PS: I feel like people always want to tell you what to do, and the one thing I get over and over again is “if you can imagine yourself doing anything else, do that other thing.” You just have to push until you can’t anymore. I was really terrified of that. Of course I can do other things, but if you’re a musician and it’s something that you can imagine pushing for without any reward for months and years, then that’s what you gotta do. And that’s how I feel. My boss, who’s a total rockstar, told me: “You’re a smart girl. You understand what it takes to make it in this business” and I’m like, “No. what are you talking about?” He said, “Everyone at a certain point is a good enough musician to make it. But 95% of the people who are in the industry, after five years of failing they stop. But it’s the people who push that extra six months who make it. If you keep pushing, and you use every connection you can and never feel embarrassed about exploiting a connection, you just have to be self-serving and push it as far as you can until you literally drop dead, you will make it.” And I was like “Well okay. Shit, but okay.” It takes a certain amount of willpower to be in an industry that has no immediate payout, and I’m pretty prepared to do that.
TN: Do you have a favorite song to sing in the shower?

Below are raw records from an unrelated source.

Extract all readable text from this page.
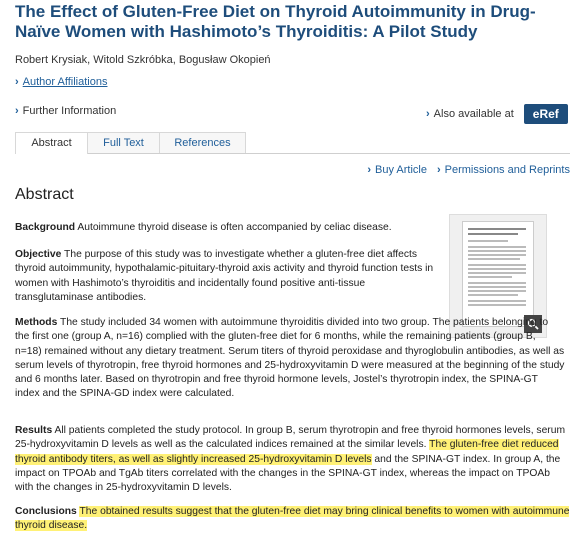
The Effect of Gluten-Free Diet on Thyroid Autoimmunity in Drug-Naïve Women with Hashimoto’s Thyroiditis: A Pilot Study
Robert Krysiak, Witold Szkróbka, Bogusław Okopień
› Author Affiliations
› Further Information	› Also available at	eRef
Abstract	Full Text	References
› Buy Article › Permissions and Reprints
Abstract
Background Autoimmune thyroid disease is often accompanied by celiac disease.
Objective The purpose of this study was to investigate whether a gluten-free diet affects thyroid autoimmunity, hypothalamic-pituitary-thyroid axis activity and thyroid function tests in women with Hashimoto’s thyroiditis and incidentally found positive anti-tissue transglutaminase antibodies.
Methods The study included 34 women with autoimmune thyroiditis divided into two group. The patients belonging to the first one (group A, n=16) complied with the gluten-free diet for 6 months, while the remaining patients (group B, n=18) remained without any dietary treatment. Serum titers of thyroid peroxidase and thyroglobulin antibodies, as well as serum levels of thyrotropin, free thyroid hormones and 25-hydroxyvitamin D were measured at the beginning of the study and 6 months later. Based on thyrotropin and free thyroid hormone levels, Jostel’s thyrotropin index, the SPINA-GT index and the SPINA-GD index were calculated.
Results All patients completed the study protocol. In group B, serum thyrotropin and free thyroid hormones levels, serum 25-hydroxyvitamin D levels as well as the calculated indices remained at the similar levels. The gluten-free diet reduced thyroid antibody titers, as well as slightly increased 25-hydroxyvitamin D levels and the SPINA-GT index. In group A, the impact on TPOAb and TgAb titers correlated with the changes in the SPINA-GT index, whereas the impact on TPOAb with the changes in 25-hydroxyvitamin D levels.
Conclusions The obtained results suggest that the gluten-free diet may bring clinical benefits to women with autoimmune thyroid disease.
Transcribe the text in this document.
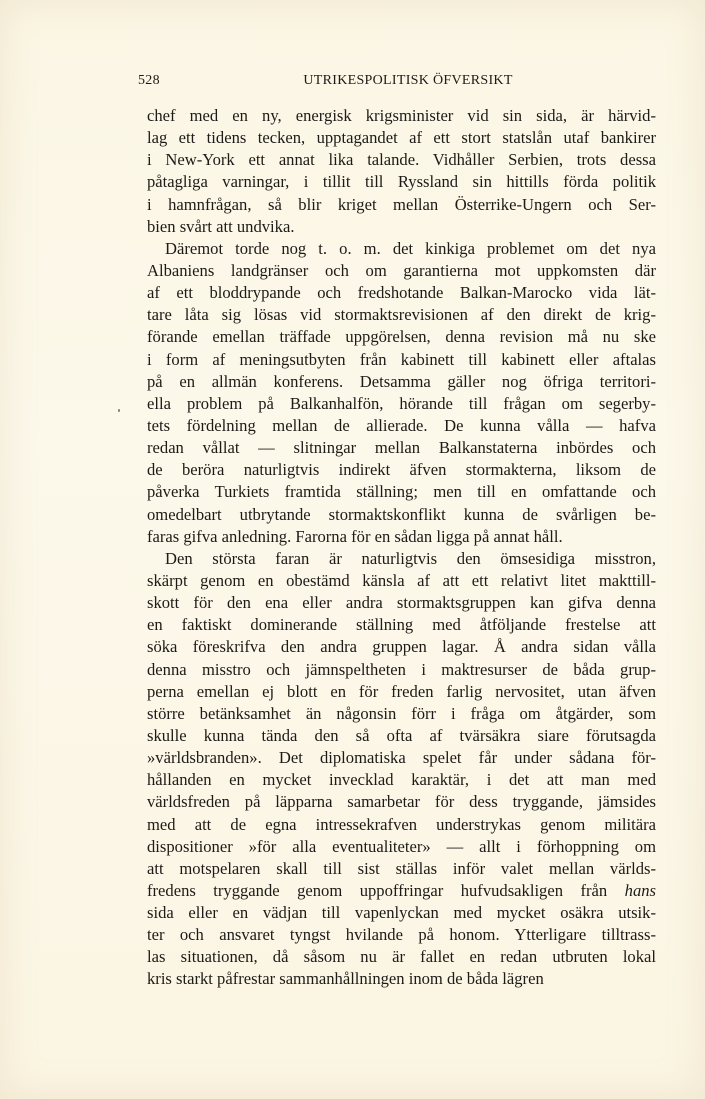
528	UTRIKESPOLITISK ÖFVERSIKT
chef med en ny, energisk krigsminister vid sin sida, är härvid-
lag ett tidens tecken, upptagandet af ett stort statslån utaf bankirer
i New-York ett annat lika talande. Vidhåller Serbien, trots dessa
påtagliga varningar, i tillit till Ryssland sin hittills förda politik
i hamnfrågan, så blir kriget mellan Österrike-Ungern och Ser-
bien svårt att undvika.
Däremot torde nog t. o. m. det kinkiga problemet om det nya
Albaniens landgränser och om garantierna mot uppkomsten där
af ett bloddrypande och fredshotande Balkan-Marocko vida lät-
tare låta sig lösas vid stormaktsrevisionen af den direkt de krig-
förande emellan träffade uppgörelsen, denna revision må nu ske
i form af meningsutbyten från kabinett till kabinett eller aftalas
på en allmän konferens. Detsamma gäller nog öfriga territori-
ella problem på Balkanhalfön, hörande till frågan om segerby-
tets fördelning mellan de allierade. De kunna vålla — hafva
redan vållat — slitningar mellan Balkanstaterna inbördes och
de beröra naturligtvis indirekt äfven stormakterna, liksom de
påverka Turkiets framtida ställning; men till en omfattande och
omedelbart utbrytande stormaktskonflikt kunna de svårligen be-
faras gifva anledning. Farorna för en sådan ligga på annat håll.
Den största faran är naturligtvis den ömsesidiga misstron,
skärpt genom en obestämd känsla af att ett relativt litet makttill-
skott för den ena eller andra stormaktsgruppen kan gifva denna
en faktiskt dominerande ställning med åtföljande frestelse att
söka föreskrifva den andra gruppen lagar. Å andra sidan vålla
denna misstro och jämnspeltheten i maktresurser de båda grup-
perna emellan ej blott en för freden farlig nervositet, utan äfven
större betänksamhet än någonsin förr i fråga om åtgärder, som
skulle kunna tända den så ofta af tvärsäkra siare förutsagda
»världsbranden». Det diplomatiska spelet får under sådana för-
hållanden en mycket invecklad karaktär, i det att man med
världsfreden på läpparna samarbetar för dess tryggande, jämsides
med att de egna intressekrafven understrykas genom militära
dispositioner »för alla eventualiteter» — allt i förhoppning om
att motspelaren skall till sist ställas inför valet mellan världs-
fredens tryggande genom uppoffringar hufvudsakligen från hans
sida eller en vädjan till vapenlyckan med mycket osäkra utsik-
ter och ansvaret tyngst hvilande på honom. Ytterligare tilltrass-
las situationen, då såsom nu är fallet en redan utbruten lokal
kris starkt påfrestar sammanhållningen inom de båda lägren
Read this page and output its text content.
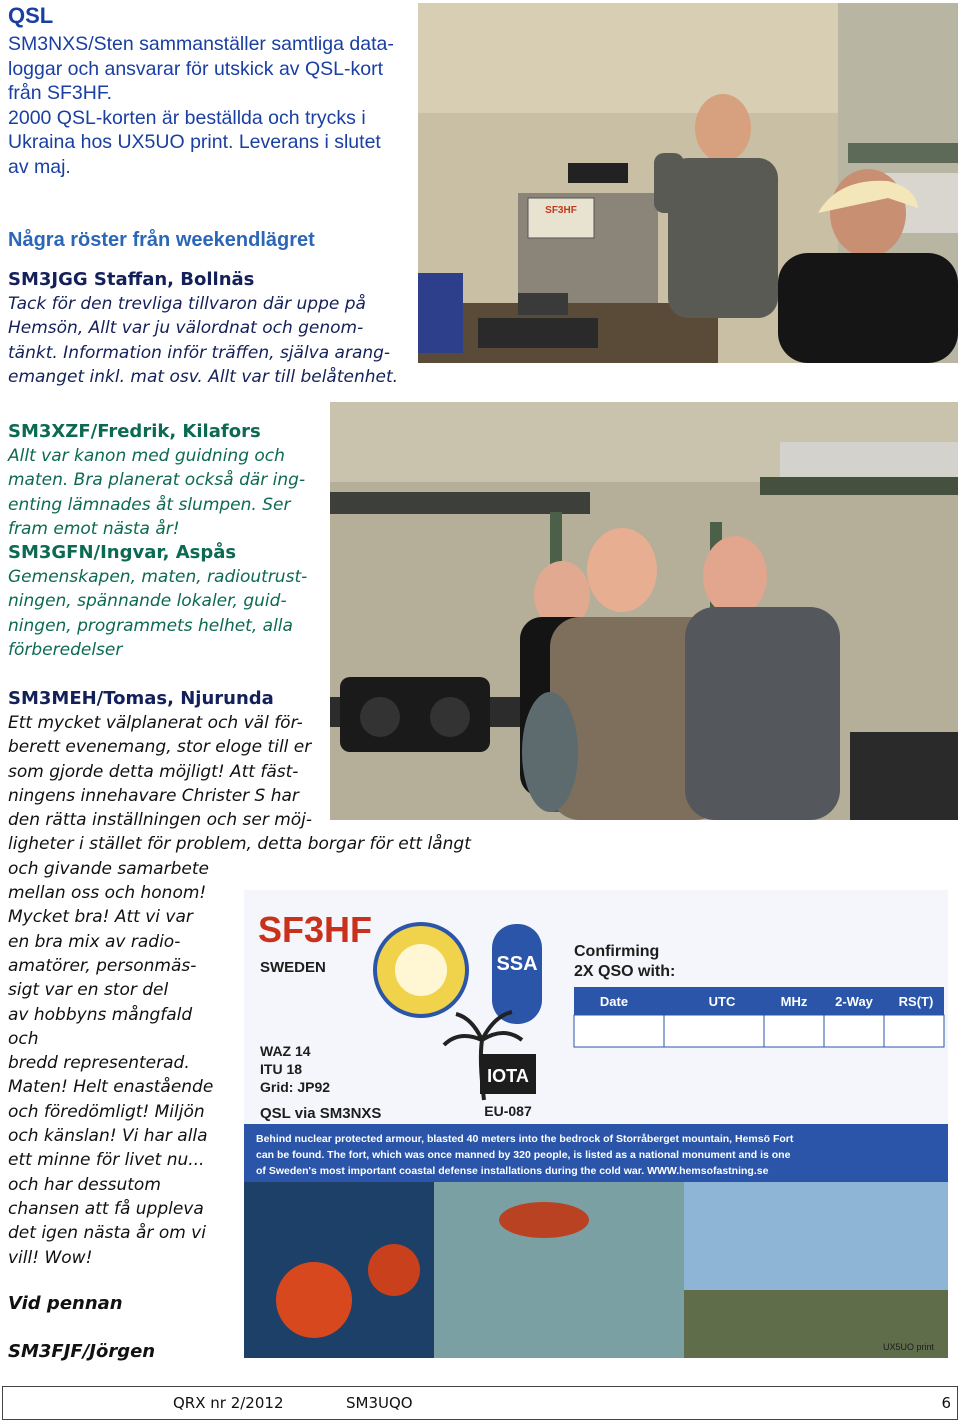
QSL
SM3NXS/Sten sammanställer samtliga data-
loggar och ansvarar för utskick av QSL-kort
från SF3HF.
2000 QSL-korten är beställda och trycks i
Ukraina hos UX5UO print. Leverans i slutet
av maj.
Några röster från weekendlägret
SM3JGG Staffan, Bollnäs
Tack för den trevliga tillvaron där uppe på
Hemsön, Allt var ju välordnat och genom-
tänkt. Information inför träffen, själva arang-
emanget inkl. mat osv. Allt var till belåtenhet.
SM3XZF/Fredrik, Kilafors
Allt var kanon med guidning och
maten. Bra planerat också där ing-
enting lämnades åt slumpen. Ser
fram emot nästa år!
SM3GFN/Ingvar, Aspås
Gemenskapen, maten, radioutrust-
ningen, spännande lokaler, guid-
ningen, programmets helhet, alla
förberedelser
SF3HF
SM3MEH/Tomas, Njurunda
Ett mycket välplanerat och väl för-
berett evenemang, stor eloge till er
som gjorde detta möjligt! Att fäst-
ningens innehavare Christer S har
den rätta inställningen och ser möj-
ligheter i stället för problem, detta borgar för ett långt
och givande samarbete
mellan oss och honom!
Mycket bra! Att vi var
en bra mix av radio-
amatörer, personmäs-
sigt var en stor del
av hobbyns mångfald
och
bredd representerad.
Maten! Helt enastående
och föredömligt! Miljön
och känslan! Vi har alla
ett minne för livet nu...
och har dessutom
chansen att få uppleva
det igen nästa år om vi
vill! Wow!
Vid pennan
SM3FJF/Jörgen
SF3HF
SWEDEN	SSA
Confirming
2X QSO with:
Date	UTC	MHz 2-Way RS(T)
WAZ 14
ITU 18
Grid: JP92
QSL via SM3NXS
IOTA
EU-087
Behind nuclear protected armour, blasted 40 meters into the bedrock of Storråberget mountain, Hemsö Fort
can be found. The fort, which was once manned by 320 people, is listed as a national monument and is one
of Sweden's most important coastal defense installations during the cold war. WWW.hemsofastning.se
UX5UO print
QRX nr 2/2012	SM3UQO	6
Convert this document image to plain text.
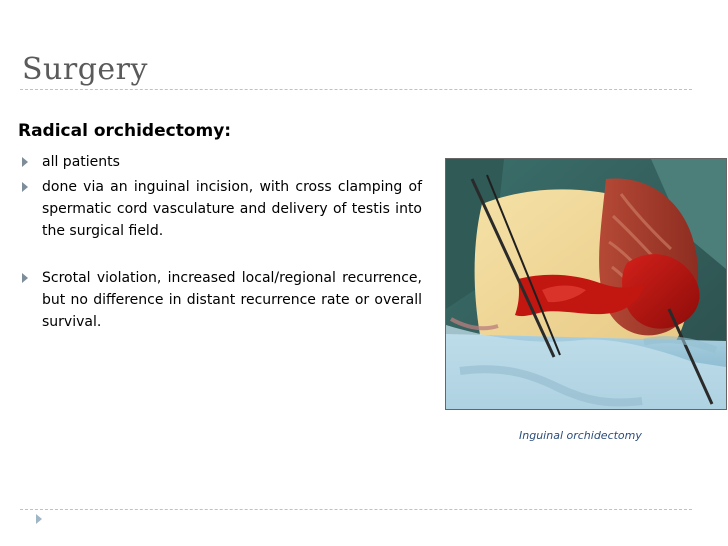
Surgery
Radical orchidectomy:
all patients
done via an inguinal incision, with cross clamping of spermatic cord vasculature and delivery of testis into the surgical field.
Scrotal violation, increased local/regional recurrence, but no difference in distant recurrence rate or overall survival.
Inguinal orchidectomy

PS: I’m going to give you this week’s favorite. Lianne La Hava, Elusive. I love her. I’m a huge Sara Bareilless fan, but it’s hard to pick a song. I’m going to go with Love on the Rocks. And one more. Do you know Vulfpeck? They came and played at Terrace a couple of times. They did this song with this guy called Wait For the Moment, and it’s so good.
TN: Anything else you want the world to know about Uma? Or Pam? Or both?
PS: Uma has been something I’ve been excited about for a really long time. Hopefully someone will listen to it and have a little more clarity. I’m excited to be a part of the world now officially and sing for people and talk to people and write more and experience more. I’ve been waiting a long time to dive into this, and now I finally can.
*This interview has been edited for clarity and length.